Milton’s 400th Birthday

Today is the 400th birthday of John Milton. Well-known in his time as a social and political commentator, Milton is mainly known today for writing the epic Paradise Lost about humanity’s creation and fall and its lesser-known companion piece Paradise Regained. Milton completed these pieces blind, dictating them to his daughter. Paradise Lost is particularly significant, portraying Satan as a villain and yet, at the same time, understandable (and some have said sympathetic) and giving him much of the background we now attribute to him that we assume is strictly biblical. A great parallel can be drawn (as I myself have done is a paper for college) between Satan in Paradise Lost and Iago in Shakespeare’s Othello.

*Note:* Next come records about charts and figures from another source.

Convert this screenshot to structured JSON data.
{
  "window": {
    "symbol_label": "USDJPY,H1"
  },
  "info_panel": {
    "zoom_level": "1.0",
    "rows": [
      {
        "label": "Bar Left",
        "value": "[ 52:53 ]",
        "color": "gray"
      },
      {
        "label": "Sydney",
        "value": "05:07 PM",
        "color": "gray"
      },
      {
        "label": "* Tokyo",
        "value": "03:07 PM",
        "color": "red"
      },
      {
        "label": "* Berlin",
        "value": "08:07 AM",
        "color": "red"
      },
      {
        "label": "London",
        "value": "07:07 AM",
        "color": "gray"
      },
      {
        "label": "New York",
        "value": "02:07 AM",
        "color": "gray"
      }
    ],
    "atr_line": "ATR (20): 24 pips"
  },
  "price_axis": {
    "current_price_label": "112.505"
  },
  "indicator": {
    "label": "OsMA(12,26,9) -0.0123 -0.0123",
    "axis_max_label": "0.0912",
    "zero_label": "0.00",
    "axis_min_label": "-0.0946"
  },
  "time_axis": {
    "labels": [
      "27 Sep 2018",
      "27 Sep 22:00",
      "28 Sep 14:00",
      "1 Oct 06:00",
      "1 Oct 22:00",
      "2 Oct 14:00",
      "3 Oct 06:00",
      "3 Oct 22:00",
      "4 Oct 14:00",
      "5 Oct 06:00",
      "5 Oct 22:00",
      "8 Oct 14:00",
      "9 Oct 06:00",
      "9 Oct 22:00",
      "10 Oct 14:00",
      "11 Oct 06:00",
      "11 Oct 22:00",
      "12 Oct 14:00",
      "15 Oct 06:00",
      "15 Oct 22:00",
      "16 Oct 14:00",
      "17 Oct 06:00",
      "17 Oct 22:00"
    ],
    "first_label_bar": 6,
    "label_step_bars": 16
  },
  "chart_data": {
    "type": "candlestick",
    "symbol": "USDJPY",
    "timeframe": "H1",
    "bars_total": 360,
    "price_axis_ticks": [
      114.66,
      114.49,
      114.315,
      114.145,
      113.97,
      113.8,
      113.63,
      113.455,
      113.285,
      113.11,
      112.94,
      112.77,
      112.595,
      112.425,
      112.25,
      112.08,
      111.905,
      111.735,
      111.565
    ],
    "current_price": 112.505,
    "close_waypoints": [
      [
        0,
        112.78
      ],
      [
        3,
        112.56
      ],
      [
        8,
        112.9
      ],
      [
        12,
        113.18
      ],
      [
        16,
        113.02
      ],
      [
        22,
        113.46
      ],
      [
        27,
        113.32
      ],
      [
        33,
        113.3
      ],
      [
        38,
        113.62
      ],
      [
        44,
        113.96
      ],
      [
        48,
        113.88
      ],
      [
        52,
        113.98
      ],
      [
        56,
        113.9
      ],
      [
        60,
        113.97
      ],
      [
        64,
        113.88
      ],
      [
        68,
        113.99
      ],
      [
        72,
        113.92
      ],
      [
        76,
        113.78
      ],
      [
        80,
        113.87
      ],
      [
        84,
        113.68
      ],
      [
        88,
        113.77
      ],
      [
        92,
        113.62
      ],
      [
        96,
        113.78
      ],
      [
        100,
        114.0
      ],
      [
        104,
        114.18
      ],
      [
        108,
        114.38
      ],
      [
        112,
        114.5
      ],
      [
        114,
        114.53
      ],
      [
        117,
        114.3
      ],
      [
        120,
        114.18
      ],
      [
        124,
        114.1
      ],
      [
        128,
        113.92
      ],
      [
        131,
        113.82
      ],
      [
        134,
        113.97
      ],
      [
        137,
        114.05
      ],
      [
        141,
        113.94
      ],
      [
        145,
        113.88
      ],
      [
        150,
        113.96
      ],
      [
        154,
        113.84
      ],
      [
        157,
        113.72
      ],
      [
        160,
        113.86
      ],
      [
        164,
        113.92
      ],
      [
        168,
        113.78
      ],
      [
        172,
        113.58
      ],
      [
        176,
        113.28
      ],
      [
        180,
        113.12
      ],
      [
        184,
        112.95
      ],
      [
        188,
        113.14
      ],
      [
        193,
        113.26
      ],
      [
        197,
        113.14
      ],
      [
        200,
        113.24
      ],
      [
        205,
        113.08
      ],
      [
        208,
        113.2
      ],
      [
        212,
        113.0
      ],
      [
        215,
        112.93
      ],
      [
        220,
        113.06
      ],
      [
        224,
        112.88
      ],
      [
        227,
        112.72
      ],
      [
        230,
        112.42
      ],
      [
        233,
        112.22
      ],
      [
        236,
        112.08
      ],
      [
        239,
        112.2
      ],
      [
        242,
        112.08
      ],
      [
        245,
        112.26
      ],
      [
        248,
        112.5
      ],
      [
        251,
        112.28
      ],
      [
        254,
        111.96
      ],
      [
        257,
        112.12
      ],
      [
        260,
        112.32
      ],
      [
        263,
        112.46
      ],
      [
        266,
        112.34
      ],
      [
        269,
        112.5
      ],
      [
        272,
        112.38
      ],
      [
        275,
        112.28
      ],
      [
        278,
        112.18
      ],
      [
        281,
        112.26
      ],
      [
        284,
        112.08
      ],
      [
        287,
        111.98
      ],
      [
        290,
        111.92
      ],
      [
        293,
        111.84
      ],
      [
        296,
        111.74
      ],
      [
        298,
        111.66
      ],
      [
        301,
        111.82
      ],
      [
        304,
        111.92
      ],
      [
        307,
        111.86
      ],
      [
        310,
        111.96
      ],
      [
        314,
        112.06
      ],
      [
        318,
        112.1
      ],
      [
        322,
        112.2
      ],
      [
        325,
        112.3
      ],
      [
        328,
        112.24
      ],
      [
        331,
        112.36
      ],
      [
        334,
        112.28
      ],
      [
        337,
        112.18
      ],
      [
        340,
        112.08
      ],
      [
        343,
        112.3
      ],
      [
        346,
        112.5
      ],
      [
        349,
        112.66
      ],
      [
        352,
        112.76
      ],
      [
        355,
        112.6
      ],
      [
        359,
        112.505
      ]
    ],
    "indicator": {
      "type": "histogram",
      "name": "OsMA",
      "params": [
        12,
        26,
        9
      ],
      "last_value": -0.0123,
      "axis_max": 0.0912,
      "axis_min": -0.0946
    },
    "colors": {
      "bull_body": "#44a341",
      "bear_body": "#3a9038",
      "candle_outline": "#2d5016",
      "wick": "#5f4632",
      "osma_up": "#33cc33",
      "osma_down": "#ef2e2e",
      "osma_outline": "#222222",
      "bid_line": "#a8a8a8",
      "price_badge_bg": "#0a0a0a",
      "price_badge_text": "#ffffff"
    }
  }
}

Justin Taylor has posted an interview with Dr. Leland Ryken, Clyde S. Kilby Professor of English at Wheaton College, on the topic of Milton’s Paradise Lost. You may have seen Ryken’s name mentioned here before, as he is the literary stylist for the English Standard Version Bible, the co-editor of the ESV Literary Study Bible and Ryken’s Bible Handbook, the literary content contributor for the ESV Study Bible, and the author of the best book on the Bible as literature, Words of Delight. He is an authority on Milton, having written his Ph.D. dissertation and a later book on the subject of Paradise Lost.

Ligionier Ministries also has an excellent article, “An Epic in the Making,” by Gene Edward Veith of Patrick Henry College on the context and content of Paradise Lost.